DC: En “La belleza desarmada” usted dice que el cristianismo es “un evento” que está “lleno de atractivos” los cuales “se apoderan de los seres humanos con su belleza”. Para muchos, ser católico se reduce a ir a Misa los domingos, lo cual es visto a menudo como aburrido, de poca importancia y con pocas consecuencias para la “vida real”. ¿Cómo podemos, nosotros como católicos redescubrir el “evento” del cristianismo y recuperar el sentido de la belleza de la fe?

 

Padre Carrón: “Basta observar lo que sucede en la vida de cada uno de nosotros cuando encontramos una persona realmente significativa para nuestra vida (por ejemplo, cuando nos enamoramos), es un acontecimiento que nos saca del aburrimiento y llena la vida de plenitud.  De modo análogo, pero infinitamente más atrayente, esto fue lo que sucedió al inicio del cristianismo. El primer encuentro de Jesús con Juan y Andrés muestra que cuando se encuentra alguien fascinante no se puede evitar desear volverlo a ver al día siguiente. Ellos se encontraron con alguien tan excepcional que deseaban estar con Él. Estar con Él era lo más bello que podía suceder en la vida. ¿Qué significa excepcional? Que correspondía a la espera del corazón. No eran solo los discípulos. Sucedía lo mismo a los publicanos, como vemos tras la llamada de Mateo: se reúnen a comer con Él. Ir a buscarle para estar con Él debía ser una cosa habitual, como dice el Evangelio: “Los publicanos se acercaban a Jesús”. ¿Qué habrán visto en Jesús para exclamar: ‘Nunca habíamos visto una cosa igual’? Cuando era profesor de religión en una escuela y hablaba estas cosas a mis alumnos, ellos me decían: ‘Es precioso lo que cuenta el Evangelio, pero ya no sucede’. Eso me hizo entender que tantas personas encuentran un cristianismo reducido a ritos, sin conexión con la vida, o a un elenco de cosas que hay que cumplir.
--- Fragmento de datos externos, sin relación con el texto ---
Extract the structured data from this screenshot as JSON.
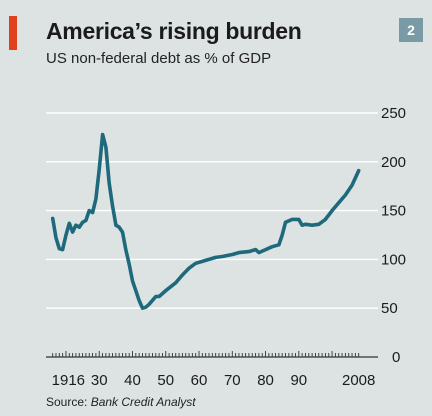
{
  "header": {
    "title": "America’s rising burden",
    "subtitle": "US non-federal debt as % of GDP",
    "badge": "2",
    "accent_color": "#e0401e",
    "badge_color": "#7a9aa6"
  },
  "source": {
    "label": "Source:",
    "value": "Bank Credit Analyst"
  },
  "chart_data": {
    "type": "line",
    "title": "America’s rising burden",
    "subtitle": "US non-federal debt as % of GDP",
    "xlim": [
      1914,
      2012
    ],
    "ylim": [
      0,
      250
    ],
    "x_ticks": [
      1916,
      1930,
      1940,
      1950,
      1960,
      1970,
      1980,
      1990,
      2008
    ],
    "x_tick_labels": [
      "1916",
      "30",
      "40",
      "50",
      "60",
      "70",
      "80",
      "90",
      "2008"
    ],
    "y_ticks": [
      0,
      50,
      100,
      150,
      200,
      250
    ],
    "y_tick_labels": [
      "0",
      "50",
      "100",
      "150",
      "200",
      "250"
    ],
    "y_axis_side": "right",
    "grid": true,
    "line_color": "#1e6a7c",
    "series": [
      {
        "x": [
          1916,
          1917,
          1918,
          1919,
          1920,
          1921,
          1922,
          1923,
          1924,
          1925,
          1926,
          1927,
          1928,
          1929,
          1930,
          1931,
          1932,
          1933,
          1934,
          1935,
          1936,
          1937,
          1938,
          1939,
          1940,
          1941,
          1942,
          1943,
          1944,
          1945,
          1946,
          1947,
          1948,
          1950,
          1953,
          1955,
          1957,
          1959,
          1961,
          1963,
          1965,
          1967,
          1970,
          1972,
          1975,
          1977,
          1978,
          1980,
          1982,
          1984,
          1985,
          1986,
          1988,
          1990,
          1991,
          1992,
          1994,
          1996,
          1998,
          2000,
          2002,
          2004,
          2006,
          2008
        ],
        "y": [
          142,
          122,
          111,
          110,
          125,
          137,
          128,
          135,
          133,
          138,
          140,
          150,
          148,
          162,
          192,
          228,
          215,
          178,
          155,
          135,
          133,
          128,
          110,
          95,
          78,
          68,
          58,
          50,
          51,
          54,
          58,
          62,
          62,
          68,
          76,
          84,
          91,
          96,
          98,
          100,
          102,
          103,
          105,
          107,
          108,
          110,
          107,
          110,
          113,
          115,
          125,
          138,
          141,
          141,
          135,
          136,
          135,
          136,
          141,
          150,
          158,
          166,
          176,
          191
        ]
      }
    ]
  }
}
Para ellos el cristianismo no es un acontecimiento como fue para Juan y Andrés. Por eso, lo que todos estamos esperando es que suceda algo similar a lo que les sucedió a ellos. ¿Es posible? Si. Cuando encontramos alguien para el que Cristo es tan significativo, que le ha cambiado la vida. Cuando lo encontramos no podemos vivir sin Él.

 

DC: La libertad es un tema importante en el libro y usted la describe como “un don” de Dios, quien escogió crearnos como seres libres. La tendencia, en una cultura secular, y esto incluye a católicos en la medida en que todos somos productos de una nueva cultura, es ver las enseñanzas morales de la Iglesia como imposiciones de afuera hacia nosotros. ¿Cómo podemos reconciliar las demandas de vivir una vida cristiana con nuestra condición de seres libres?

 

PC: “Comprendo que si el cristianismo es reducido a un elenco de preceptos que hay que cumplir, la vida cristiana es percibida como un peso insoportable. Ninguno se casaría solo para lavar los platos, hacer las compras o limpiar la casa. Uno se casa porque ha encontrado alguien tan significativo que quiere vivir la vida en su compañía. Después, porque quiere crear un entorno bello para compartirlo con la persona amada, decora la casa o la limpia, o hace una buena comida. Nadie que vive una experiencia así tiene la percepción de perder su libertad. Al contrario, tiene la impresión de realizarla. Finalmente es libre, porque ha encontrado alguien que llena la vida de gozo con su presencia. En tantas ocasiones, vemos que el amor se enfría y comienza la búsqueda de alguien que nos vuelva a fascinar. Sucedía también en tiempos de Jesús. La mujer de Samaría había tenido cinco maridos, pero continuaba insatisfecha. Fue entonces cuando Jesús la desafió con una promesa inesperada y sorprendente, ofreciéndole un agua que podría satisfacerla. ¿Quién de nosotros no habría pedido como ella: ‘Dame de esa agua’? Solo quien encuentra esa agua es libre. Porque la libertad es el cumplimiento del deseo de felicidad que todos tenemos. Ser cristiano es la cosa más fascinante que cada uno pueda imaginar porque Jesús ha venido a responder a ese deseo”.

 

DC: Hablemos ahora de las dificultades más comunes para los católicos hoy. Una pareja joven decide comenzar con una familia numerosa como una manera hermosa de construir la cultura de la vida, pero pronto encuentra en el día a día que la crianza de los niños pequeños es más difícil de lo que parece. Se sienten culpables cuando admiten lo difícil que es y se sienten culpables de no querer tener más hijos e incluso se sienten culpables de encontrar dificultades en la planificación natural. ¿Qué consejo les daría usted?

 

PC: “Que busquen personas en su parroquia, asociación o movimiento que vivan el cristianismo como algo fascinante, para que les acompañen a vivir esta situación. Solo dentro de una comunidad cristiana podemos vivir la vida que la Iglesia nos propone. Es inútil perder el tiempo en culpabilizarse. Solo una comunidad cristiana viva puede mirarnos con la mirada de misericordia que necesitamos para ser sostenidos en el camino. Es una aventura solo para personas audaces, que no se rinden ante las dificultades. Esta es una de las ventajas de nuestro tiempo, que finalmente seremos cristianos, no por obligación o por tradición, sino por la fascinación de Cristo, una fascinación que no queremos perder por nada del mundo. Con Él podemos desafiar cualquier dificultad, porque cada circunstancia se convertirá una ocasión para ver cómo Cristo vence también en esa situación. Así, crecerá en nosotros el amor y la gratitud a Cristo por la ternura con que nos cuida”.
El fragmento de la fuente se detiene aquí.